May 16 — The Dodge Theatre, Phoenix.
May 20-22 — Gibson Amphitheatre at Universal City Walk, Los Angeles.
May 25-26 — Rosemont Theatre, Chicago.
May 28-30 — Radio City Music Hall, New York.
PHOENIX (AP) — School’s out, but the “Glee” kids haven’t stopped believin’.
The cast making up the popular Fox show’s band of singing teens launched its four-city tour Saturday in Phoenix, anxious to bring the theatrics of a major network show to a relatively smaller stage.

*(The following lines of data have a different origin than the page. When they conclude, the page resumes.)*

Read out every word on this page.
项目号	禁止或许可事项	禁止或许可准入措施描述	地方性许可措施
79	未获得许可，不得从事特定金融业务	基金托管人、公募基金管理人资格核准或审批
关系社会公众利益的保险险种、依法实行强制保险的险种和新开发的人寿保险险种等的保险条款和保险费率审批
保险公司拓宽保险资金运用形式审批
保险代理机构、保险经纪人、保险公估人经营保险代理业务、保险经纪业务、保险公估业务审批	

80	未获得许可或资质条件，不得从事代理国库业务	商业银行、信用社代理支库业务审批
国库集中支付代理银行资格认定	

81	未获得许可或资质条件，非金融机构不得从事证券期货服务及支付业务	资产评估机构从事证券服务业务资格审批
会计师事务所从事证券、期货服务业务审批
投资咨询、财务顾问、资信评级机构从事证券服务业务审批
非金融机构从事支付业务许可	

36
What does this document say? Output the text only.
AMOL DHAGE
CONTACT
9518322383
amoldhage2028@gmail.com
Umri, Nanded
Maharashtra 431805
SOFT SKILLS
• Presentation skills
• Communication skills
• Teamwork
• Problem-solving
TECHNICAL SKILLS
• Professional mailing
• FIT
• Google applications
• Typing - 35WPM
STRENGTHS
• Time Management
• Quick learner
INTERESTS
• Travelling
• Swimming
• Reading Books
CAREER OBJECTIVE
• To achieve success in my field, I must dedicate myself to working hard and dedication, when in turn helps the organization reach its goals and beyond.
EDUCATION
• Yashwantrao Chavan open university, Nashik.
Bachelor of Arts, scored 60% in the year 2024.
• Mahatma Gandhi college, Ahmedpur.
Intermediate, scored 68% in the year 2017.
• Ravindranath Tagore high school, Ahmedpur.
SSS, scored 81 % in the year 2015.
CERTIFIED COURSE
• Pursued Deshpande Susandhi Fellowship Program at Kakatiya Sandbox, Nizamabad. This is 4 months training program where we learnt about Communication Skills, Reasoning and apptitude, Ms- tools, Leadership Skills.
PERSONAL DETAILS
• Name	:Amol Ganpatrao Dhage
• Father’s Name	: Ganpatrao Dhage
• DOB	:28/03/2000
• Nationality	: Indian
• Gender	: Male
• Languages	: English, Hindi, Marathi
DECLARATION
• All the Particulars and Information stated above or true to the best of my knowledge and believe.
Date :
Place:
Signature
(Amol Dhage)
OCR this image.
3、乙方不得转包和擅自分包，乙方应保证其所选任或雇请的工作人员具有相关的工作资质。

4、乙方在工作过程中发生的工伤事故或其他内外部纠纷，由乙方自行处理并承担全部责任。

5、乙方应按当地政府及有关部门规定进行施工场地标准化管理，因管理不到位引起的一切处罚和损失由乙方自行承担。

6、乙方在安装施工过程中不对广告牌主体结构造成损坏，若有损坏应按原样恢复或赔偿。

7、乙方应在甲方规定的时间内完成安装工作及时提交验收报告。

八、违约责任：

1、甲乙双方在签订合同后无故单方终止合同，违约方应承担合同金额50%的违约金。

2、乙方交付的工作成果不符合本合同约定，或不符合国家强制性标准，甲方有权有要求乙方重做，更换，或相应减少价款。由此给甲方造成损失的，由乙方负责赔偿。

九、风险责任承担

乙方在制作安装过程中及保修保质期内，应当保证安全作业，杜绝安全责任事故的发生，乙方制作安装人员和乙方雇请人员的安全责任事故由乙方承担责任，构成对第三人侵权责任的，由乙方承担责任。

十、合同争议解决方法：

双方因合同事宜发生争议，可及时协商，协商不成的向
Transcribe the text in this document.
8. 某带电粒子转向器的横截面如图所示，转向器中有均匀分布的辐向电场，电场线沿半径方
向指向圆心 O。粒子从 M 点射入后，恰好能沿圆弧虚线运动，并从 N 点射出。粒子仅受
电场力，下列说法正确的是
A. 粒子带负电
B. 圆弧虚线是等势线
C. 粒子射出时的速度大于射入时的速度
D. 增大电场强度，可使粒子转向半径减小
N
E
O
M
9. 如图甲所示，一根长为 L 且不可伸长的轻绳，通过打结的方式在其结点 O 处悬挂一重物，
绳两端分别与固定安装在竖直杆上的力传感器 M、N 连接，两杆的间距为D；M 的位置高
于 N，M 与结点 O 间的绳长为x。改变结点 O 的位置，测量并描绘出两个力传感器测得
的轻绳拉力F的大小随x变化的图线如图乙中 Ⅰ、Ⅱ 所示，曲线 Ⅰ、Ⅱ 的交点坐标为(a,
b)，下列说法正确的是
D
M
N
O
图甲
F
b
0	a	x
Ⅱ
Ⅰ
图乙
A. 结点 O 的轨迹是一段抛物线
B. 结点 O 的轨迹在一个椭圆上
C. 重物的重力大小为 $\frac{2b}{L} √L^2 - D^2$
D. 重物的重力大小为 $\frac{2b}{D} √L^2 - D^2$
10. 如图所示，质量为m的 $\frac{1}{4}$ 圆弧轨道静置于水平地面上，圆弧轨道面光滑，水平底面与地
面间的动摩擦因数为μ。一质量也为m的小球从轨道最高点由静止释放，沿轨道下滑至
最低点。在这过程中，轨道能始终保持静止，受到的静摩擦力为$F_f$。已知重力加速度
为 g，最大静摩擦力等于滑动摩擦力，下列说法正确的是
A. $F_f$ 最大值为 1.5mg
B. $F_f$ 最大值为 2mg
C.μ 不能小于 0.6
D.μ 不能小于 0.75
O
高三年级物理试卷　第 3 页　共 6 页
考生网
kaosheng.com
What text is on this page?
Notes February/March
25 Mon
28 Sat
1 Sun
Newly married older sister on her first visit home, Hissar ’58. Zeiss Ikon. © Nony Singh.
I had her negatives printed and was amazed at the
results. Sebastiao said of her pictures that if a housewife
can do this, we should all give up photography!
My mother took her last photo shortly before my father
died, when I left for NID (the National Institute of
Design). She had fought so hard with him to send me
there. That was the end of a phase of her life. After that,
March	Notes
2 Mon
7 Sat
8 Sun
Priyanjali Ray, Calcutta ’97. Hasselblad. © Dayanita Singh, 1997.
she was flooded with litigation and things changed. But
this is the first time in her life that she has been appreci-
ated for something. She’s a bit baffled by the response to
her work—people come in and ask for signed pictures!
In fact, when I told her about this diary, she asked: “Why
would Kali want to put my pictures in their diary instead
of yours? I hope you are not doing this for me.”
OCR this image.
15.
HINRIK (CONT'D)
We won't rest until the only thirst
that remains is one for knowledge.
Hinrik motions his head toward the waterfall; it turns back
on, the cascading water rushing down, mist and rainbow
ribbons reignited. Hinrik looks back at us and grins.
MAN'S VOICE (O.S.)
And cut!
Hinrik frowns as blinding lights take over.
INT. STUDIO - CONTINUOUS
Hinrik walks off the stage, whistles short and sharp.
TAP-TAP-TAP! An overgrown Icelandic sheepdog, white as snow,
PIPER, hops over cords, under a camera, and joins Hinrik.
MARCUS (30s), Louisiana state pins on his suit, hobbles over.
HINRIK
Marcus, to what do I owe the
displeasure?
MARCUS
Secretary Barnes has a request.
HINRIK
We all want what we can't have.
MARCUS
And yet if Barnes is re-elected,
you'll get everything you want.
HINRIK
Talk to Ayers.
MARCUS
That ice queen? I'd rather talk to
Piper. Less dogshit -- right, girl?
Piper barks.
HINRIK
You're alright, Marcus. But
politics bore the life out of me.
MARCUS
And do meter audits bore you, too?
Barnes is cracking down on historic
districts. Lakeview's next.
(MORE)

While the show’s battling adults, played by Jane Lynch and Matthew Morrison, were not part of the stage production, their absence was filled by taped messages to the audience. After an opening act by the excellent dance troupe Legion of Extraordinary Dancers, Lynch took to the screens snarling that the night’s entertainment was about to make the audience ill.
“You will be barfing,” she promised.
It was the start of an evening that only a fan would appreciate. Casual or non-viewers who paid upward of $75 per seat surely wondered why they spent so much to see costumes mostly comprised color-coordinated street clothes, or a backdrop of bleachers made to resemble a music classroom. Or perhaps pondered why the set list seemed so disjointed.
The connecting spirit of the show was deeply rooted in fan appreciation, starting with a list of song favorites from the TV show and going all the way to the cast’s dash through an ecstatic crowd as Lea Michele, in character as glee club co-captain Rachel Berry, belted out “Don’t Rain on My Parade.”
“This whole thing kind of feels like a big ‘Thank you’ to the fans because they have made the show such a success so quickly and so early on,” Kevin McHale, who plays the wheelchair-bound Artie, told The Associated Press. “So this is like giving back.”
But while the cast is happy to give the show’s rabid fans, who call themselves Gleeks, what they want, it also served up reminders that actors are behind the characters. When Corey Monteith drums during Mark Salling’s “Sweet Caroline,” Salling announces the talent as Monteith’s, instead of that of his character Finn.